I tried clAmdFft on different platforms/devices, and get correct results on AMD GPUs but incorrect results on NVIDIA GPUs. Also, the results on CPUs are correct only when using Intel's OpenCL platform, but incorrect when using AMD's OpenCL platform. Am I doing something wrong, or is this a bug in the clAmdFft library (1.8.291) ? See attached source code --- the correct answer for this 4-point fft should be (16,20) (-8,0) (-4,-4) (0,-8)
Program output for various platform/device combinations:
platform: AMD Accelerated Parallel Processing, device: Tahiti: (16,20) (-8,0) (-4,-4) (0,-8)

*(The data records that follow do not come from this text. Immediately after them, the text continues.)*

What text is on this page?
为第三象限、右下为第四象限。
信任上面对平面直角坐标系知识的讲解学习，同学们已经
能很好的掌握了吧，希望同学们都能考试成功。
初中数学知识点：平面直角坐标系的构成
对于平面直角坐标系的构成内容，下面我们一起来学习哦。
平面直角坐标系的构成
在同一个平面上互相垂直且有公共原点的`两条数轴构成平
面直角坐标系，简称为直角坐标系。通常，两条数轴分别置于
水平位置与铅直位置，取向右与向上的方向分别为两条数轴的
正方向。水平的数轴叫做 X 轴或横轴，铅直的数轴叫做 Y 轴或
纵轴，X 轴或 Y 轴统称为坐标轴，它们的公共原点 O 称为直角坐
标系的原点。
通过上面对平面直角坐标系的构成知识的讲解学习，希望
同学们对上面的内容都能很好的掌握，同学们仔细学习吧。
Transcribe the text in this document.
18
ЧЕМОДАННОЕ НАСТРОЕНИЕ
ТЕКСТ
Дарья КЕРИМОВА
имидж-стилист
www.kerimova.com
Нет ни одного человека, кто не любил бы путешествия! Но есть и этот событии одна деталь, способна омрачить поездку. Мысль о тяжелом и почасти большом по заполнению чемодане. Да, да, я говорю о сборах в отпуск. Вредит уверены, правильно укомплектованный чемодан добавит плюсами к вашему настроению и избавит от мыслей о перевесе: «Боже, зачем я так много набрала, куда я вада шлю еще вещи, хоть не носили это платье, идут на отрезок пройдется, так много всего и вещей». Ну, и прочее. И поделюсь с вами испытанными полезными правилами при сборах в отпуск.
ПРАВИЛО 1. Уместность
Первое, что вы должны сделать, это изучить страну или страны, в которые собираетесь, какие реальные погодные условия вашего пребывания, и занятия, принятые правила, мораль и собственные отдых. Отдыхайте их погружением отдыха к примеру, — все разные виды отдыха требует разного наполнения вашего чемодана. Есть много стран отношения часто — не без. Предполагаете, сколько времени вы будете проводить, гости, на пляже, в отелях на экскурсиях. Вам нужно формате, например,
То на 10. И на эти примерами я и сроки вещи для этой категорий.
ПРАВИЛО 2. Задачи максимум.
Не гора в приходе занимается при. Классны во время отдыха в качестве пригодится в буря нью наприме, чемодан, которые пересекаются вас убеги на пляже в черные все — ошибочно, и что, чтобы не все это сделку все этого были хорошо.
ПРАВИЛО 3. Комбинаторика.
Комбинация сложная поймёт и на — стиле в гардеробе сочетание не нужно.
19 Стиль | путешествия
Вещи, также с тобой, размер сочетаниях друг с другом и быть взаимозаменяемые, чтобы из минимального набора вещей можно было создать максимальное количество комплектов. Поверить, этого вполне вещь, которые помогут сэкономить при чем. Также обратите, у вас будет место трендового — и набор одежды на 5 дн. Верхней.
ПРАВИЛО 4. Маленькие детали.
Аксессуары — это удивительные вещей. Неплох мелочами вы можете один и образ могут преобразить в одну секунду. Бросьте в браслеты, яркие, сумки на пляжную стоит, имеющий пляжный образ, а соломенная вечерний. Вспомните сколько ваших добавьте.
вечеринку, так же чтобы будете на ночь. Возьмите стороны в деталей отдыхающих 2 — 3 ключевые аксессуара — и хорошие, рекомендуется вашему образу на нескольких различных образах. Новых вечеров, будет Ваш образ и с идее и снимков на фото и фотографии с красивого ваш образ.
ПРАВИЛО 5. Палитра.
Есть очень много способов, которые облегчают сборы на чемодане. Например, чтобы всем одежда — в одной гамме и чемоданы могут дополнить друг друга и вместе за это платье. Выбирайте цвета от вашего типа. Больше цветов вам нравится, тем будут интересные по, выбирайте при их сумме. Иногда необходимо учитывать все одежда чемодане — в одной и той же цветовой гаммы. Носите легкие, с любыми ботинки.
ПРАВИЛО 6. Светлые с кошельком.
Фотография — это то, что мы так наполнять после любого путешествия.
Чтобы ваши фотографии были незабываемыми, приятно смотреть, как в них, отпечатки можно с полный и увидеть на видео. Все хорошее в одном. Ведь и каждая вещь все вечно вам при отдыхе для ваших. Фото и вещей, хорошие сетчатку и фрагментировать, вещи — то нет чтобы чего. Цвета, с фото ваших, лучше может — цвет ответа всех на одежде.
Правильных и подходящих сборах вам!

platform: AMD Accelerated Parallel Processing, device: Intel(R) Core(TM) i7-3820 CPU @ 3.60GHz: (2,4) (6,16) (10,12) (14,8)
platform: Intel(R) OpenCL, device: Intel(R) Xeon(R) CPU E5-2630 0 @ 2.30GHz: (16,20) (-8,0) (-4,-4) (0,-8)
platform: NVIDIA CUDA, device: Tesla K10.G2.8GB: (6,8) (-4,-4) (6,8) (-4,-4)
platform: NVIDIA CUDA, device: Tesla K10.G2.8GB: (6,8) (-4,-4) (6,8) (-4,-4)
platform: NVIDIA CUDA, device: GeForce GTX 680: (6,8) (-4,-4) (6,8) (-4,-4)
"incorrect when using AMD's OpenCL platform":
more detail on the software?
This is a small program that just performs a simple 4-points FFT. It illustrates that the clAmdFft library returns wrong results on Nvidia devices (as well as on CPUs when using the AMD OpenCL runtime). As I do not have the sources of the library, I cannot see what goes wrong.
Hi romein,
Thanks for the test case. This is a known issue and the problem is not in the library code. It is in AMD's OpenCL runtime and driver stack that affects only the CPU device. You may have guessed that the problem is not in the library code as it works on GPU with our OpenCL platform and also on CPU with Intel's OpenCL platform.
The problem has been fixed. But unfortunately it will be made available only in the next version of the Catalyst driver release.